A new HPLC method development and validation for the analysis of Tizanidine in bulk and pharmaceutical formulation was developed and validated. The method was validated according to ICH validation parameters like accuracy, linearity, precision, robustness. The UV spectra for the standard solution was scanned in the wavelength of 200nm to 400nm. The iso-bestic point was determined at 318nm. Peak of Tizanidine was resolved with the Mobile phase of 50:50 v/v of water and methanol and by adjusting the pH to 4.0 with ortho-phosphoric acid or sodium hydroxide and the satisfactory result in term of retention time, peak area, symmetry was obtained.
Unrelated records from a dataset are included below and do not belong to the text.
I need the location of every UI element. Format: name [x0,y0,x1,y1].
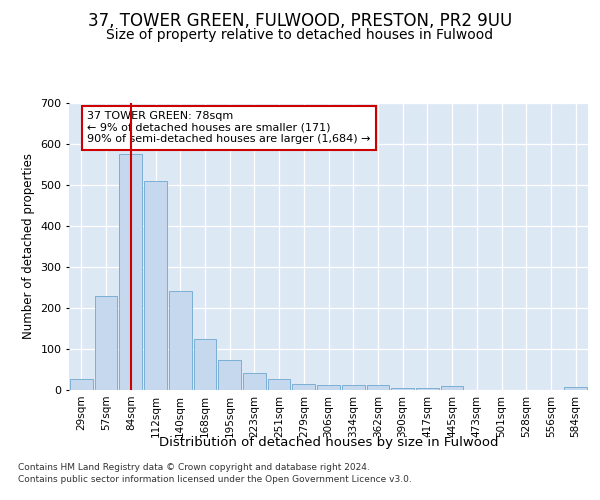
Bar [564,387,587,390]
Bar [119,154,142,390]
Text: Contains public sector information licensed under the Open Government Licence v3: Contains public sector information licen… [18,475,412,484]
Bar [218,360,241,390]
Bar [441,386,463,390]
Bar [391,388,414,390]
Bar [144,180,167,390]
Bar [292,384,315,390]
Text: 37 TOWER GREEN: 78sqm
← 9% of detached houses are smaller (171)
90% of semi-deta: 37 TOWER GREEN: 78sqm ← 9% of detached h… [87,111,371,144]
Text: Distribution of detached houses by size in Fulwood: Distribution of detached houses by size … [159,436,499,449]
Bar [367,386,389,390]
Y-axis label: Number of detached properties: Number of detached properties [22,153,35,340]
Bar [70,379,93,390]
Bar [169,292,191,390]
Bar [416,388,439,390]
Bar [194,340,216,390]
Text: 37, TOWER GREEN, FULWOOD, PRESTON, PR2 9UU: 37, TOWER GREEN, FULWOOD, PRESTON, PR2 9… [88,12,512,30]
Bar [95,296,118,390]
Bar [268,379,290,390]
Bar [342,386,365,390]
Text: Size of property relative to detached houses in Fulwood: Size of property relative to detached ho… [106,28,494,42]
Text: Contains HM Land Registry data © Crown copyright and database right 2024.: Contains HM Land Registry data © Crown c… [18,464,370,472]
Bar [317,385,340,390]
Bar [243,373,266,390]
All the analysis parameters were carried out using Shimadzu C18 column (15cm×4.6mm internal diameter, 5µ particle size) and the peak of Tizanidine showed well resolved at wavelength of 318 nm. The retention time of Tizanidine was found to be 5.574minute at the flow rate of 1.0 ml per minute and at 20µl of sample. The regression coefficient(r²) was found to be 0.99972 for standard solution and 0.99964 for test solution, which is within the acceptance criteria. The percentage recovery of assay was 99.36% to 100.59%.